MAP fit (Adam on rule & lexicon weights)¶
import torch
from quivers.dsl import load
from quivers.stochastic.deduction import adam_fit_deduction, sample_corpus
torch.manual_seed(0)
prog = load("docs/examples/source/type_logical.qvr")
ded = prog.deductions["Lambek"]
corpus = [["every", "dog", "barks"]] * 4
history = adam_fit_deduction(
ded, corpus, steps=300, lr=5e-2, prior_scale=1.0,
)
print(f"loss: {history[0]:.2f} → {history[-1]:.2f}") # strictly decreasing
# Forward-sample under the fitted parameters and check the
# dominant length-3 yield recovers the training corpus.

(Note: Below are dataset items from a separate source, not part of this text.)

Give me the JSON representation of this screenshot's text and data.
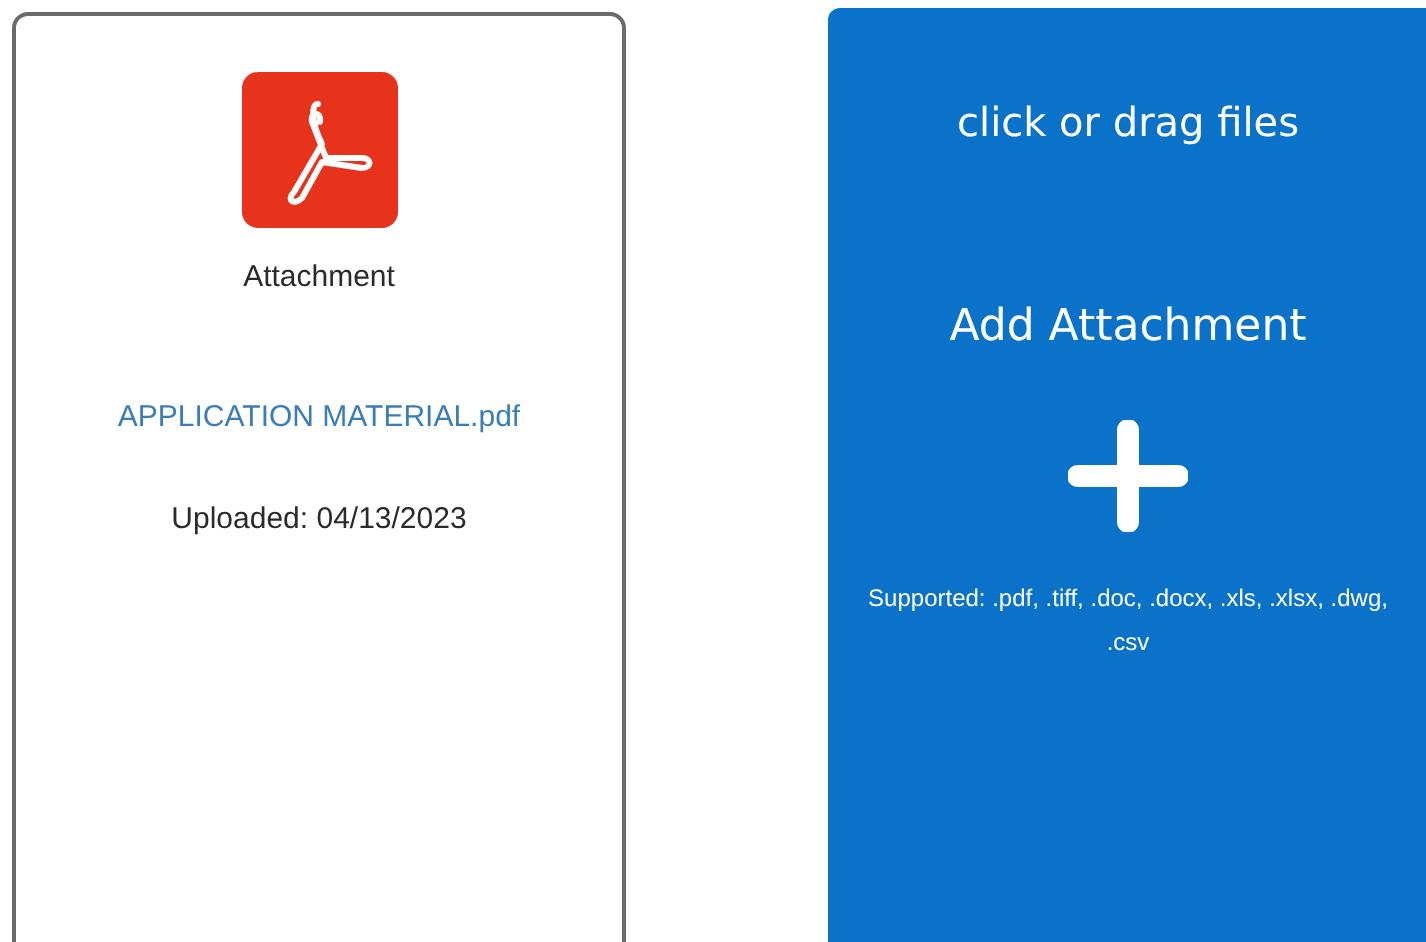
{
  "attachment_card": {
    "label": "Attachment",
    "file_name": "APPLICATION MATERIAL.pdf",
    "uploaded": "Uploaded: 04/13/2023"
  },
  "upload_area": {
    "hint": "click or drag files",
    "title": "Add Attachment",
    "supported": "Supported: .pdf, .tiff, .doc, .docx, .xls, .xlsx, .dwg, .csv"
  }
}
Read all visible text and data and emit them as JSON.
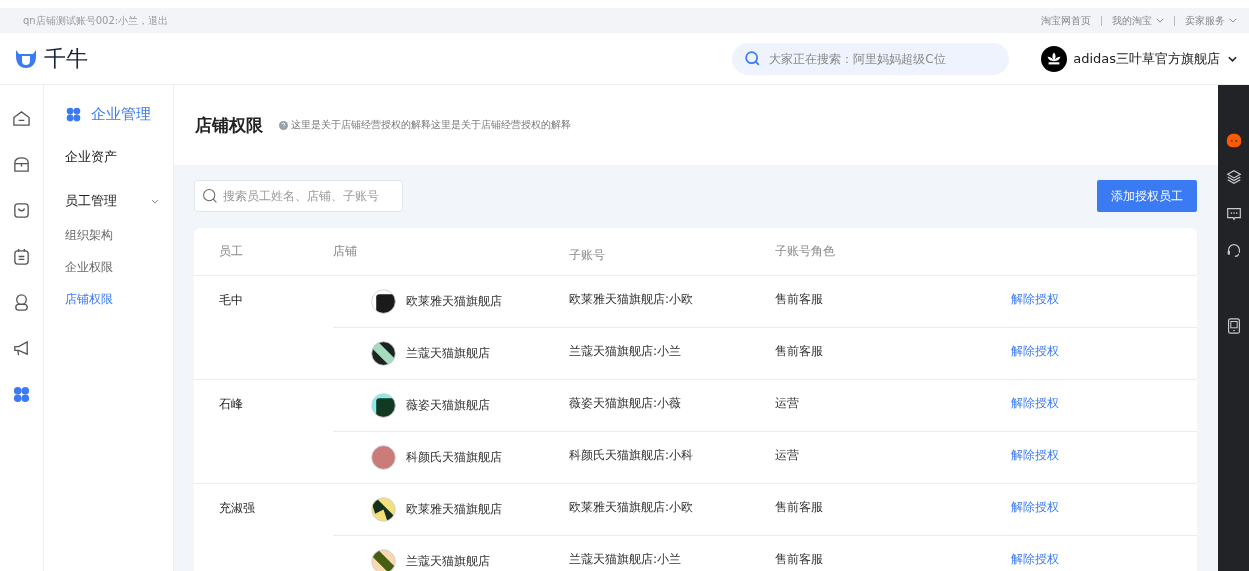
{
  "top_bar": {
    "account_text": "qn店铺测试账号002:小兰，退出",
    "links": [
      {
        "label": "淘宝网首页",
        "has_caret": false
      },
      {
        "label": "我的淘宝",
        "has_caret": true
      },
      {
        "label": "卖家服务",
        "has_caret": true
      }
    ]
  },
  "header": {
    "brand": "千牛",
    "search": {
      "placeholder": "大家正在搜索：阿里妈妈超级C位"
    },
    "shop_name": "adidas三叶草官方旗舰店"
  },
  "sidebar": {
    "title": "企业管理",
    "items": [
      {
        "label": "企业资产",
        "kind": "item",
        "selected": false
      },
      {
        "label": "员工管理",
        "kind": "group",
        "expanded": true,
        "selected": false,
        "children": [
          {
            "label": "组织架构",
            "selected": false
          },
          {
            "label": "企业权限",
            "selected": false
          },
          {
            "label": "店铺权限",
            "selected": true
          }
        ]
      }
    ]
  },
  "page": {
    "title": "店铺权限",
    "hint": "这里是关于店铺经营授权的解释这里是关于店铺经营授权的解释",
    "search": {
      "placeholder": "搜索员工姓名、店铺、子账号"
    },
    "add_button": "添加授权员工"
  },
  "table": {
    "columns": [
      "员工",
      "店铺",
      "子账号",
      "子账号角色"
    ],
    "employees": [
      {
        "name": "毛中",
        "stores": [
          {
            "store": "欧莱雅天猫旗舰店",
            "account": "欧莱雅天猫旗舰店:小欧",
            "role": "售前客服",
            "action": "解除授权"
          },
          {
            "store": "兰蔻天猫旗舰店",
            "account": "兰蔻天猫旗舰店:小兰",
            "role": "售前客服",
            "action": "解除授权"
          }
        ]
      },
      {
        "name": "石峰",
        "stores": [
          {
            "store": "薇姿天猫旗舰店",
            "account": "薇姿天猫旗舰店:小薇",
            "role": "运营",
            "action": "解除授权"
          },
          {
            "store": "科颜氏天猫旗舰店",
            "account": "科颜氏天猫旗舰店:小科",
            "role": "运营",
            "action": "解除授权"
          }
        ]
      },
      {
        "name": "充淑强",
        "stores": [
          {
            "store": "欧莱雅天猫旗舰店",
            "account": "欧莱雅天猫旗舰店:小欧",
            "role": "售前客服",
            "action": "解除授权"
          },
          {
            "store": "兰蔻天猫旗舰店",
            "account": "兰蔻天猫旗舰店:小兰",
            "role": "售前客服",
            "action": "解除授权"
          }
        ]
      }
    ]
  }
}
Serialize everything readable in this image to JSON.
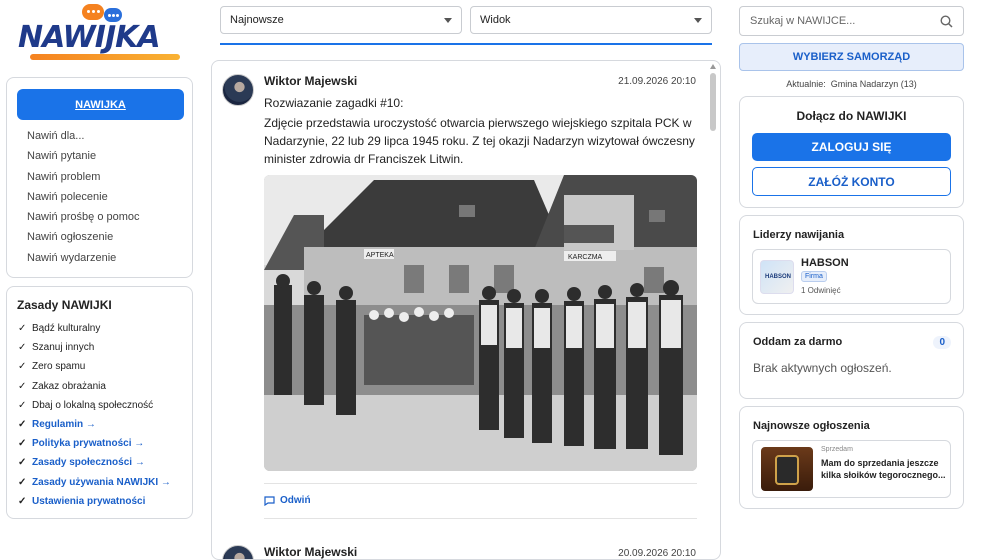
{
  "logo": {
    "text": "NAWIJKA"
  },
  "nav": {
    "primary": "NAWIJKA",
    "items": [
      "Nawiń dla...",
      "Nawiń pytanie",
      "Nawiń problem",
      "Nawiń polecenie",
      "Nawiń prośbę o pomoc",
      "Nawiń ogłoszenie",
      "Nawiń wydarzenie"
    ]
  },
  "rules": {
    "title": "Zasady NAWIJKI",
    "items": [
      "Bądź kulturalny",
      "Szanuj innych",
      "Zero spamu",
      "Zakaz obrażania",
      "Dbaj o lokalną społeczność"
    ],
    "links": [
      "Regulamin →",
      "Polityka prywatności →",
      "Zasady społeczności →",
      "Zasady używania NAWIJKI →",
      "Ustawienia prywatności"
    ]
  },
  "filters": {
    "sort": "Najnowsze",
    "view": "Widok"
  },
  "post": {
    "author": "Wiktor Majewski",
    "date": "21.09.2026 20:10",
    "title": "Rozwiazanie zagadki #10:",
    "body": "Zdjęcie przedstawia uroczystość otwarcia pierwszego wiejskiego szpitala PCK w Nadarzynie, 22 lub 29 lipca 1945 roku. Z tej okazji Nadarzyn wizytował ówczesny minister zdrowia dr Franciszek Litwin.",
    "photo_signs": [
      "APTEKA",
      "KARCZMA"
    ],
    "reply": "Odwiń"
  },
  "post2": {
    "author": "Wiktor Majewski",
    "date": "20.09.2026 20:10"
  },
  "right": {
    "search_placeholder": "Szukaj w NAWIJCE...",
    "choose": "WYBIERZ SAMORZĄD",
    "current_label": "Aktualnie:",
    "current_value": "Gmina Nadarzyn (13)",
    "join_title": "Dołącz do NAWIJKI",
    "login": "ZALOGUJ SIĘ",
    "register": "ZAŁÓŻ KONTO",
    "leaders_title": "Liderzy nawijania",
    "leader": {
      "name": "HABSON",
      "badge": "Firma",
      "count": "1 Odwinięć",
      "logo_text": "HABSON"
    },
    "free_title": "Oddam za darmo",
    "free_count": "0",
    "free_empty": "Brak aktywnych ogłoszeń.",
    "ads_title": "Najnowsze ogłoszenia",
    "ad": {
      "category": "Sprzedam",
      "text": "Mam do sprzedania jeszcze kilka słoików tegorocznego..."
    }
  },
  "colors": {
    "accent": "#1a73e8",
    "link": "#1a5fc9",
    "logo_orange": "#f58220",
    "logo_blue": "#1f3a8a"
  }
}
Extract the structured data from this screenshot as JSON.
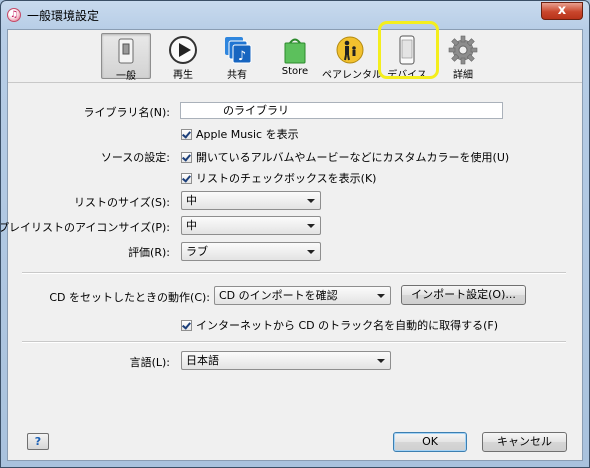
{
  "window": {
    "title": "一般環境設定",
    "close_glyph": "x"
  },
  "toolbar": {
    "items": [
      {
        "label": "一般",
        "icon": "general-switch-icon",
        "selected": true
      },
      {
        "label": "再生",
        "icon": "play-icon"
      },
      {
        "label": "共有",
        "icon": "sharing-music-icon"
      },
      {
        "label": "Store",
        "icon": "store-bag-icon"
      },
      {
        "label": "ペアレンタル",
        "icon": "parental-icon"
      },
      {
        "label": "デバイス",
        "icon": "device-phone-icon",
        "highlighted": true
      },
      {
        "label": "詳細",
        "icon": "gear-icon"
      }
    ],
    "highlight_color": "#f4ee1d"
  },
  "general": {
    "library_name_label": "ライブラリ名(N):",
    "library_name_value": "のライブラリ",
    "apple_music_label": "Apple Music を表示",
    "source_settings_label": "ソースの設定:",
    "custom_color_label": "開いているアルバムやムービーなどにカスタムカラーを使用(U)",
    "list_checkbox_label": "リストのチェックボックスを表示(K)",
    "list_size_label": "リストのサイズ(S):",
    "list_size_value": "中",
    "playlist_icon_size_label": "プレイリストのアイコンサイズ(P):",
    "playlist_icon_size_value": "中",
    "rating_label": "評価(R):",
    "rating_value": "ラブ",
    "cd_action_label": "CD をセットしたときの動作(C):",
    "cd_action_value": "CD のインポートを確認",
    "import_settings_button": "インポート設定(O)...",
    "track_names_label": "インターネットから CD のトラック名を自動的に取得する(F)",
    "language_label": "言語(L):",
    "language_value": "日本語"
  },
  "footer": {
    "help": "?",
    "ok": "OK",
    "cancel": "キャンセル"
  }
}
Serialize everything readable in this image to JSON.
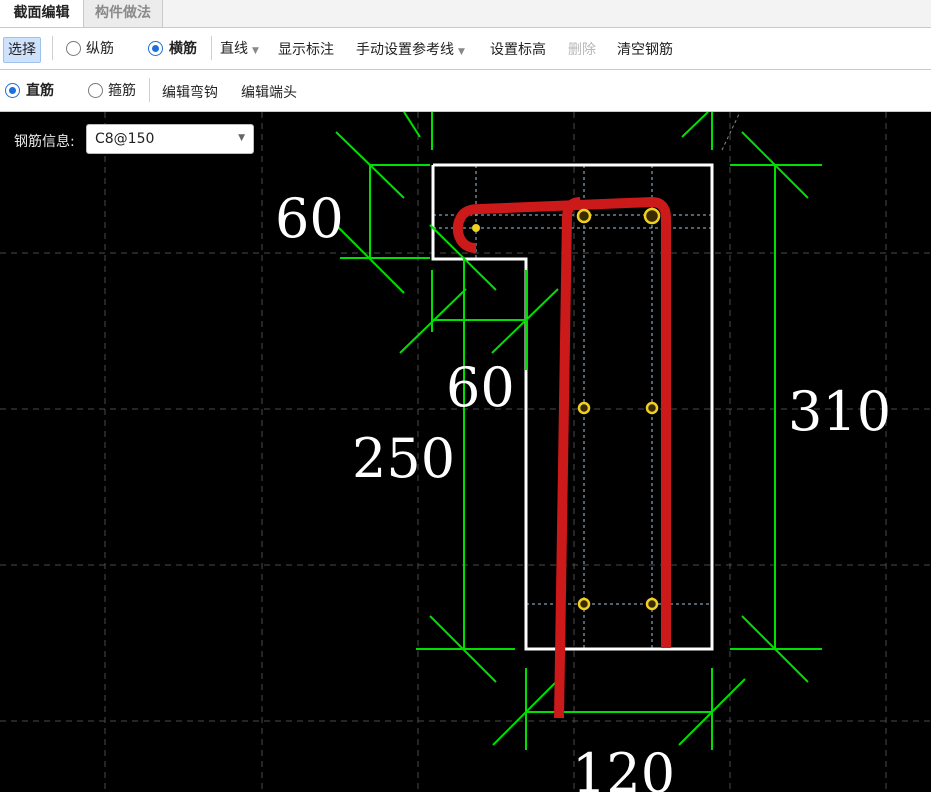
{
  "tabs": [
    {
      "label": "截面编辑",
      "active": true
    },
    {
      "label": "构件做法",
      "active": false
    }
  ],
  "toolbar1": {
    "select": "选择",
    "longitudinal": "纵筋",
    "transverse": "横筋",
    "line_mode": "直线",
    "show_labels": "显示标注",
    "manual_ref": "手动设置参考线",
    "set_elevation": "设置标高",
    "delete": "删除",
    "clear_rebar": "清空钢筋"
  },
  "toolbar2": {
    "straight": "直筋",
    "stirrup": "箍筋",
    "edit_hook": "编辑弯钩",
    "edit_end": "编辑端头"
  },
  "rebar_info": {
    "label": "钢筋信息:",
    "value": "C8@150"
  },
  "dimensions": {
    "top_left_width": "60",
    "step_height": "60",
    "lower_height": "250",
    "total_height": "310",
    "bottom_width": "120"
  },
  "colors": {
    "dimension": "#00e000",
    "rebar": "#cc1a1a",
    "outline": "#ffffff",
    "node": "#f0d020",
    "accent": "#1e6fd9"
  }
}
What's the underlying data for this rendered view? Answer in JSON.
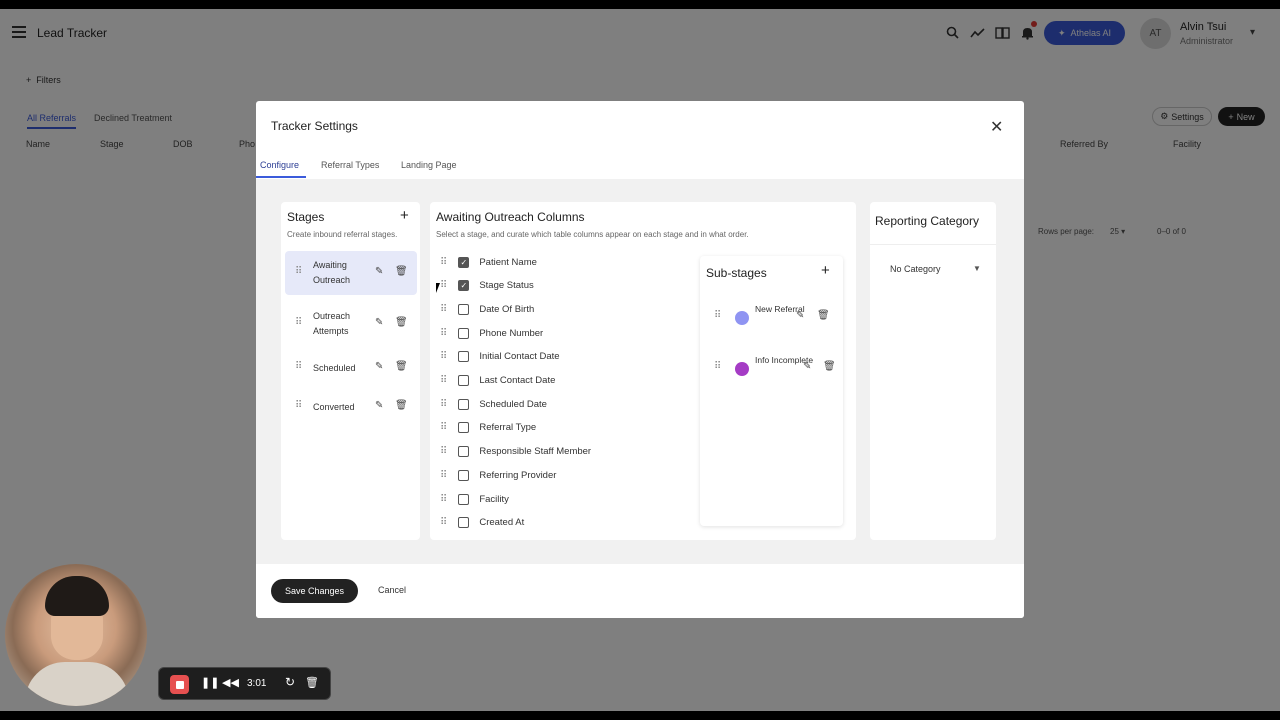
{
  "app": {
    "title": "Lead Tracker",
    "ai_label": "Athelas AI",
    "user_initials": "AT",
    "user_name": "Alvin Tsui",
    "user_role": "Administrator",
    "filters_label": "Filters",
    "tabs": [
      "All Referrals",
      "Declined Treatment"
    ],
    "settings_label": "Settings",
    "new_label": "New",
    "columns": [
      "Name",
      "Stage",
      "DOB",
      "Pho",
      "Referred By",
      "Facility"
    ],
    "rows_per_page_label": "Rows per page:",
    "rows_per_page_value": "25",
    "page_range": "0–0 of 0"
  },
  "modal": {
    "title": "Tracker Settings",
    "tabs": [
      "Configure",
      "Referral Types",
      "Landing Page"
    ],
    "stages_panel": {
      "title": "Stages",
      "subtitle": "Create inbound referral stages.",
      "items": [
        {
          "label": "Awaiting Outreach",
          "selected": true
        },
        {
          "label": "Outreach Attempts",
          "selected": false
        },
        {
          "label": "Scheduled",
          "selected": false
        },
        {
          "label": "Converted",
          "selected": false
        }
      ]
    },
    "columns_panel": {
      "title": "Awaiting Outreach Columns",
      "subtitle": "Select a stage, and curate which table columns appear on each stage and in what order.",
      "items": [
        {
          "label": "Patient Name",
          "checked": true
        },
        {
          "label": "Stage Status",
          "checked": true
        },
        {
          "label": "Date Of Birth",
          "checked": false
        },
        {
          "label": "Phone Number",
          "checked": false
        },
        {
          "label": "Initial Contact Date",
          "checked": false
        },
        {
          "label": "Last Contact Date",
          "checked": false
        },
        {
          "label": "Scheduled Date",
          "checked": false
        },
        {
          "label": "Referral Type",
          "checked": false
        },
        {
          "label": "Responsible Staff Member",
          "checked": false
        },
        {
          "label": "Referring Provider",
          "checked": false
        },
        {
          "label": "Facility",
          "checked": false
        },
        {
          "label": "Created At",
          "checked": false
        }
      ]
    },
    "substages_panel": {
      "title": "Sub-stages",
      "items": [
        {
          "label": "New Referral",
          "color": "#8f94f2"
        },
        {
          "label": "Info Incomplete",
          "color": "#a53cc5"
        }
      ]
    },
    "reporting_panel": {
      "title": "Reporting Category",
      "selected": "No Category"
    },
    "save_label": "Save Changes",
    "cancel_label": "Cancel"
  },
  "recorder": {
    "time": "3:01"
  },
  "icons": {
    "close": "close-icon",
    "plus": "plus-icon",
    "drag": "drag-handle-icon",
    "edit": "pencil-icon",
    "delete": "trash-icon"
  }
}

draws = sample_corpus(ded, length=3, n_samples=32, seed=0)
print("dominant yield:", max(set(map(tuple, draws)), key=draws.count))
# → ("every dog barks",)
adam_fit_deduction maximises the corpus log-marginal under an
optional Normal prior on the parameters; prior_scale=1.0 gives MAP
under a unit Normal. sample_corpus enumerates yields of the chosen
length and draws from the categorical defined by their chart weights; exact forward sampling because the chart marginalises the
derivation forest.
NUTS (full Bayesian posterior)¶
import torch
from quivers.dsl import load
from quivers.inference import MCMC, NUTSKernel
from quivers.stochastic.deduction import nuts_program_from_deduction
torch.manual_seed(0)
prog = load("docs/examples/source/type_logical.qvr")
ded = prog.deductions["Lambek"]
corpus = [["every", "dog", "barks"]] * 4
model, x, observations = nuts_program_from_deduction(
ded, corpus, prior_scale=1.0,
)
kernel = NUTSKernel(step_size=0.1, max_tree_depth=4, target_accept=0.8)
mc = MCMC(kernel, num_warmup=50, num_samples=50, num_chains=2)
result = mc.run(model, x, observations)
print("acceptance:", float(result.acceptance_rates.mean()))
print("divergences:", int(result.divergence_counts.sum()))
posterior_means = {
name: float(samples.mean()) for name, samples in result.samples.items()
}
print("posterior mean log-weights:", posterior_means)
nuts_program_from_deduction lifts every learnable parameter of the
deduction into a Normal(0, σ) sample
site and adds the corpus log-marginal \(\log Z\) to the joint via a
score step. The standard
NUTSKernel drives the
posterior \(p(\mathbf{w} \mid s_1, \ldots, s_N) \propto p(\mathbf{w})
\cdot \prod_n Z(s_n; \mathbf{w})\). The same Bayesian object
bayesian_regression fits, with the chart
total in place of the Gaussian likelihood.
Categorical Perspective¶
The Lambek calculus is the internal language of a residuated monoidal category (biclosed monoidal category). The tensor ⊗ is the monoidal product; the two slashes are its left and right adjoints. The residuation laws
A ⊗ B ⊢ C iff A ⊢ C/B iff B ⊢ A\C
are the statement of that adjunction. Because there is no contraction (copying) or weakening (discarding), every derivation consumes its input span exactly once; the agenda's span indexing enforces this by attaching each item to a single token range.
Connections to Other Formalisms¶
The Lambek calculus is strictly more expressive than context-free grammar (handling extraction, gapping) but remains decidable and efficiently parseable. Compared to CCG it is more restricted: CCG implicitly permits structural rules (weakening, contraction) that the Lambek calculus does not. The multimodal extensions (see multimodal-tlg) introduce controlled structural operators that license specific deviations from strict linearity.